Critique :
‘Les enfants du soleil’ de Gorki forment avec ‘Vania’ de Tchékhov un diptyque où l’âme russe se (dé)montre universelle. Ce portrait de groupe au bord de l’implosion, interne et externe, est écrit par Gorki juste après sa sortie de prison pour participation aux émeutes de St Petersburg en 1905, la répétition générale de la révolution de 1917. Et de fait la révolte gronde aux portes de l’appartement mais elle fissure déjà le groupe de l’intérieur. Deux ‘bonnes’ (l’excellent duo de Gwendoline Gauthier et Consolate Sipérius) montrent leur impatience face à ces maîtres débonnaires mais aveugles à la montée des colères populaires. Certaines de leurs tirades sont empruntées aux fameuses ‘Bonnes’ de Jean Genet, un clin d’œil. La maladie symbolique, le choléra, menace le groupe dans ses fibres, disséquées par le chimiste Protozov. La folie lucide de Liza, sa sœur, un personnage central (magistrale interprétation de Marie Bos) décrit l’effondrement programmé de cette société insouciante, sympathique mais suicidaire. La maladie de cette ‘Cassandre’, prophétesse de malheur, la rend hypersensible au futur menaçant.
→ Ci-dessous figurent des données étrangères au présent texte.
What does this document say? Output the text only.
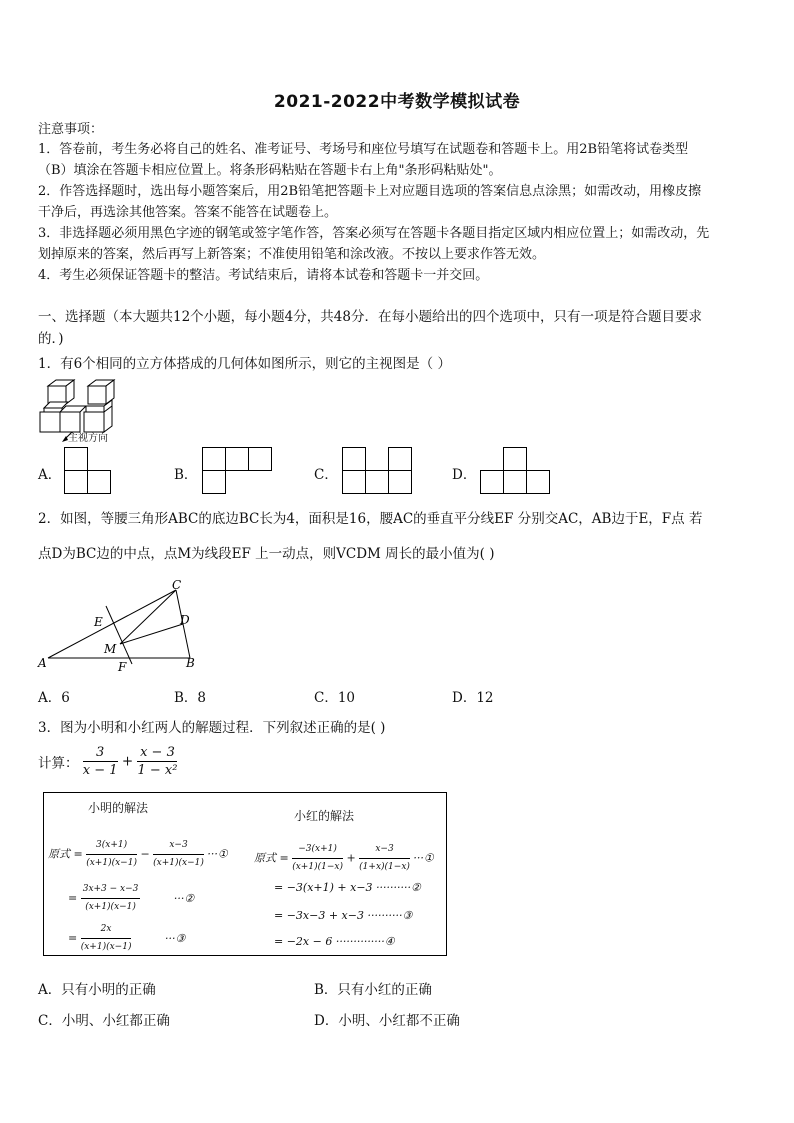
2021-2022中考数学模拟试卷
注意事项：
1．答卷前，考生务必将自己的姓名、准考证号、考场号和座位号填写在试题卷和答题卡上。用2B铅笔将试卷类型
（B）填涂在答题卡相应位置上。将条形码粘贴在答题卡右上角"条形码粘贴处"。
2．作答选择题时，选出每小题答案后，用2B铅笔把答题卡上对应题目选项的答案信息点涂黑；如需改动，用橡皮擦
干净后，再选涂其他答案。答案不能答在试题卷上。
3．非选择题必须用黑色字迹的钢笔或签字笔作答，答案必须写在答题卡各题目指定区域内相应位置上；如需改动，先
划掉原来的答案，然后再写上新答案；不准使用铅笔和涂改液。不按以上要求作答无效。
4．考生必须保证答题卡的整洁。考试结束后，请将本试卷和答题卡一并交回。
一、选择题（本大题共12个小题，每小题4分，共48分．在每小题给出的四个选项中，只有一项是符合题目要求
的．)
1．有6个相同的立方体搭成的几何体如图所示，则它的主视图是（ ）
主视方向
A．	B．	C．	D．
2．如图，等腰三角形ABC的底边BC长为4，面积是16，腰AC的垂直平分线EF 分别交AC，AB边于E，F点 若
点D为BC边的中点，点M为线段EF 上一动点，则VCDM 周长的最小值为( )
C
D
E
M
F
A	B
A．6	B．8	C．10	D．12
3．图为小明和小红两人的解题过程．下列叙述正确的是( )
计算： $\frac{3}{x - 1} + \frac{x - 3}{\text{1 − x²}}$
小明的解法
原式 = $\frac{3(x+1)}{(x+1)(x-1)} - \frac{x-3}{(x+1)(x-1)}$ ···①
= $\frac{3x+3 - x-3}{(x+1)(x-1)}$	···②
= $\frac{2x}{(x+1)(x-1)}$	···③
小红的解法
原式 = $\frac{-3(x+1)}{(x+1)(1-x)} + \frac{x-3}{(1+x)(1-x)}$ ···①
= −3(x+1) + x−3 ··········②
= −3x−3 + x−3 ··········③
= −2x − 6 ··············④
A．只有小明的正确	B．只有小红的正确
C．小明、小红都正确	D．小明、小红都不正确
Et pourtant, si le feu couve presque tout le temps, la pièce n’est pas une ‘démonstration ‘politique mais une comédie de mœurs, pleine d’humour tendre et de grincements de dents, avec des personnages aux idées progressistes, bourgeois éclairés 1900, un brin ‘soixante-huitards ‘, humanistes aveugles à la misère extérieure. Un cadre de vaudeville (deux couples désaccordés, des amours qui tombent dans le vide) mais où on ne dissimule pas l’amant derrière la porte : on en parle ouvertement, on soufre (parfois jusqu’au suicide comme le vétérinaire Tchepournoï, un Philippe Jeusette tout en nuances), mais la plupart du temps sur un ton badin. Voici le maître des lieux, Pavel Protozov, hanté par les progrès de la science et totalement indifférent à sa femme (Elena), un rôle de grand enfant égoïste presque ingénu, où excelle Yannick Régnier. Elena se console avec l’artiste Vaguine alors que la riche veuve, Melania tente en vain de séduire Protozov. La menace interne s’incarne progressivement par le gardien Iegor (inquiétant Gaëtan Lejeune), le prolo ivrogne et agressif.